Ooh! What can I say? It’s amazing. You can actually drag the tab bar downwards to get a thumbnail of the page you’re viewing. You can open a tiny side-menu to check things like widgets and favourites. It has, of course, its usual set of accessibility controls, such as images and screen width. If I could meld Opera, Safari, and Chrome all together, I think I’d get my preferred browser.
Opera’s usual problems apply. It’s still got the windows title and borders, and the main menu sticks out like a sore thumb. It’s a bit of a pain to customize, because as you drag items everywhere you have to delete them from other places, and it’s extremely hard to drag bars anywhere. I think a good drag-and-drop customisation scheme is one of the things Opera is missing. I guess I’m used to Microsoft Office.
With my cost/bandwidth on mobile internet, it’s tempting to use something which compresses data on the server side and allows me to browse without images. I’ve already racked up more than 100MB in the last few hours, which seems to translate to almost $5. I’ll talk about that in my next post.

Since mid-2008, I’ve wanted to go through all the browsers and give an in-depth comparison between each of them. When Opera and Firefox release, I think I will.

USB 3.0 and Flash Drives

Friday, June 5th, 2009

Today, I remembered some ill-fated folder-based scheme I had made when I was 14 or so. I made a bunch of folders, named through 0-9, and then copied those into themselves five levels deep. I also put a little “this is a dead end” word document at the end of each of those. In the end, it took up a couple hundred megabytes and slowed the system down, so my older brother deleted it. It’s kind of embarrassing, because I could have used .txt files to make them smaller, and the entire thing was a bit cumbersome and didn’t quite work the way I wanted it to.

Anyway, I thought about the final size of that, today, and and realized that we were working from an 8GB hard disk. When I’m managing my files on my 8GB flash drive, today, I’m actually working with the same amount of space — more, because I don’t have an operating system on there to worry about. It puts things into perspective.

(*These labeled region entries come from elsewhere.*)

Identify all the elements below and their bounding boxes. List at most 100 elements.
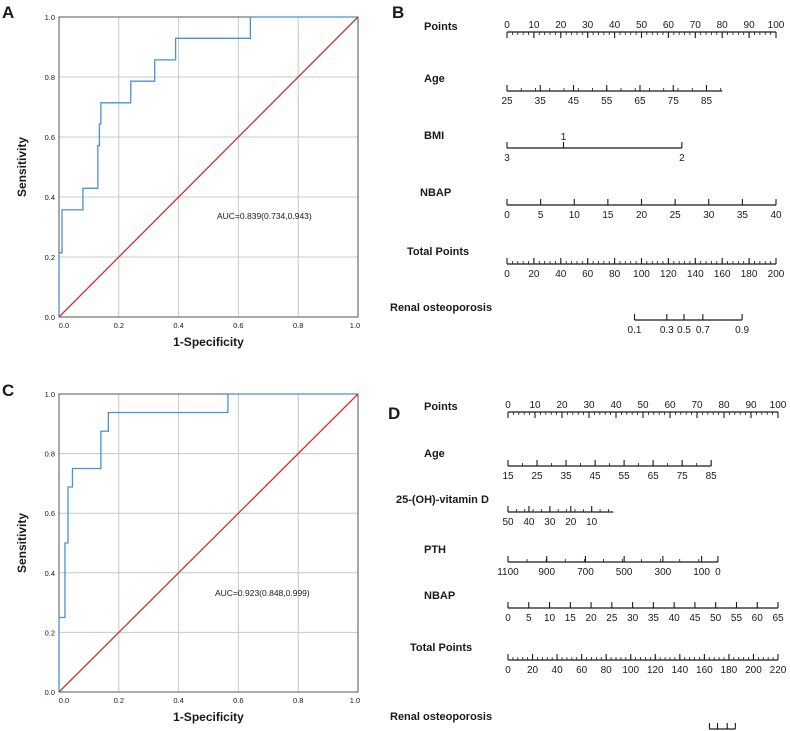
tick-label: 700 xyxy=(577,567,594,578)
x-tick-label: 0.8 xyxy=(293,696,303,705)
x-axis-title: 1-Specificity xyxy=(173,710,244,724)
tick-label: 75 xyxy=(668,96,680,107)
tick-label: 100 xyxy=(768,20,785,31)
tick-label: 60 xyxy=(752,613,764,624)
panel-letter-a: A xyxy=(2,3,14,22)
tick-label: 80 xyxy=(718,400,730,411)
nomogram-row-points: Points 0 10 20 30 40 50 60 70 80 90 100 xyxy=(424,20,785,38)
x-tick-label: 0.2 xyxy=(114,321,124,330)
tick-label: 55 xyxy=(601,96,613,107)
tick-label: 60 xyxy=(664,400,676,411)
y-tick-label: 0.0 xyxy=(45,313,55,322)
tick-label: 45 xyxy=(689,613,701,624)
tick-label: 900 xyxy=(538,567,555,578)
nomogram-row-age: Age 15 25 35 45 55 65 75 85 xyxy=(424,448,717,482)
tick-label: 80 xyxy=(601,665,613,676)
tick-label: 160 xyxy=(714,269,731,280)
plot-frame xyxy=(58,393,359,693)
nomogram-row-renal-osteoporosis: Renal osteoporosis 0.1 0.3 0.5 0.7 0.9 xyxy=(390,302,749,336)
row-label: NBAP xyxy=(420,187,451,199)
row-label: Renal osteoporosis xyxy=(390,302,492,314)
roc-chart-a: 0.0 0.2 0.4 0.6 0.8 1.0 0.0 0.2 0.4 0.6 0.8 1.0 1-Sp… xyxy=(15,13,360,349)
tick-label: 100 xyxy=(633,269,650,280)
tick-label: 160 xyxy=(696,665,713,676)
tick-label: 55 xyxy=(619,471,631,482)
tick-label: 65 xyxy=(634,96,646,107)
tick-label: 45 xyxy=(568,96,580,107)
y-tick-label: 0.8 xyxy=(45,450,55,459)
roc-curve xyxy=(58,16,358,317)
tick-label: 0 xyxy=(505,400,511,411)
tick-label: 3 xyxy=(504,153,510,164)
tick-label: 15 xyxy=(602,210,614,221)
tick-label: 1 xyxy=(561,132,567,143)
tick-label: 25 xyxy=(501,96,513,107)
x-tick-label: 0.2 xyxy=(114,696,124,705)
nomogram-row-total-points: Total Points 0 20 40 60 80 100 120 140 160 180 200 2… xyxy=(410,642,787,676)
tick-label: 120 xyxy=(647,665,664,676)
tick-label: 0 xyxy=(504,210,510,221)
panel-letter-b: B xyxy=(392,3,404,22)
x-tick-label: 0.4 xyxy=(173,696,183,705)
y-tick-label: 1.0 xyxy=(45,13,55,22)
y-tick-label: 0.6 xyxy=(45,509,55,518)
plot-frame xyxy=(58,16,359,318)
tick-label: 2 xyxy=(679,153,685,164)
tick-label: 200 xyxy=(745,665,762,676)
reference-line xyxy=(58,16,359,318)
tick-label: 5 xyxy=(538,210,544,221)
y-tick-label: 0.6 xyxy=(45,133,55,142)
y-tick-label: 0.8 xyxy=(45,73,55,82)
roc-chart-c: 0.0 0.2 0.4 0.6 0.8 1.0 0.0 0.2 0.4 0.6 0.8 1.0 1-Sp… xyxy=(15,390,360,724)
x-tick-label: 0.0 xyxy=(59,696,69,705)
tick-label: 70 xyxy=(691,400,703,411)
x-tick-label: 0.6 xyxy=(233,321,243,330)
tick-label: 0 xyxy=(505,613,511,624)
tick-label: 40 xyxy=(552,665,564,676)
tick-label: 45 xyxy=(590,471,602,482)
x-tick-label: 0.6 xyxy=(233,696,243,705)
tick-label: 40 xyxy=(770,210,782,221)
tick-label: 0 xyxy=(504,20,510,31)
row-label: Points xyxy=(424,401,458,413)
panel-letter-d: D xyxy=(388,404,400,423)
tick-label: 30 xyxy=(583,400,595,411)
tick-label: 20 xyxy=(527,665,539,676)
y-axis-title: Sensitivity xyxy=(15,513,29,573)
tick-label: 55 xyxy=(731,613,743,624)
nomogram-row-25-oh-vitamin-d: 25-(OH)-vitamin D 50 40 30 20 10 xyxy=(396,494,614,528)
x-tick-label: 0.0 xyxy=(59,321,69,330)
row-label: Total Points xyxy=(407,246,469,258)
tick-label: 0 xyxy=(505,665,511,676)
row-label: NBAP xyxy=(424,590,455,602)
tick-label: 200 xyxy=(768,269,785,280)
tick-label: 40 xyxy=(555,269,567,280)
y-tick-label: 0.2 xyxy=(45,628,55,637)
nomogram-row-nbap: NBAP 0 5 10 15 20 25 30 35 40 45 50 55 60 65 xyxy=(424,590,784,624)
tick-label: 20 xyxy=(556,400,568,411)
row-label: Age xyxy=(424,448,445,460)
tick-label: 35 xyxy=(648,613,660,624)
tick-label: 15 xyxy=(502,471,514,482)
tick-label: 0.3 xyxy=(660,325,674,336)
row-label: PTH xyxy=(424,544,446,556)
tick-label: 0.1 xyxy=(628,325,642,336)
nomogram-row-bmi: BMI 3 2 1 xyxy=(424,130,685,164)
tick-label: 90 xyxy=(745,400,757,411)
tick-label: 0 xyxy=(715,567,721,578)
tick-label: 15 xyxy=(565,613,577,624)
x-tick-label: 1.0 xyxy=(350,321,360,330)
tick-label: 0.7 xyxy=(696,325,710,336)
tick-label: 35 xyxy=(535,96,547,107)
tick-label: 20 xyxy=(586,613,598,624)
tick-label: 60 xyxy=(663,20,675,31)
tick-label: 100 xyxy=(693,567,710,578)
tick-label: 10 xyxy=(528,20,540,31)
tick-label: 65 xyxy=(648,471,660,482)
tick-label: 120 xyxy=(660,269,677,280)
tick-label: 40 xyxy=(609,20,621,31)
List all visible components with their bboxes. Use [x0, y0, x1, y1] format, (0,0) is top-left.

Also, I want one of these. An external USB/e-SATA SSD. 32GB is only $156, and it would allow me transfer speeds of 90MB/50MB, which is on par with a hard-drive. I could literally put a copy of windows on there, along with all the things I need to work, and then carry it around with me. Just attach it to someone’s computer, boot into my hard-drive instead of theirs, and away I go!
My current USB flash drive works at about 16MB/s read and 8MB/s write. The maximum for USB is about 30MB/s. The theoretical maximum is a lot higher, but it’s unlikely we’ll anything more than low 30s.

USB 3.0 is coming out very soon (the technology should be seen later this year, with widespread support sometime in 2011). This would allow devices to reach at least four hundred megabytes per second, which would mean you could run a hard-drive straight from USB.
By that time, though, SSDs will be about $1/GB, and would run at least twice as fast as a hard-drive. You could replace your hard-drive for only a few hundred dollars (or maybe just a hundred, for something like 128GB).
We’ll see what the future has in store.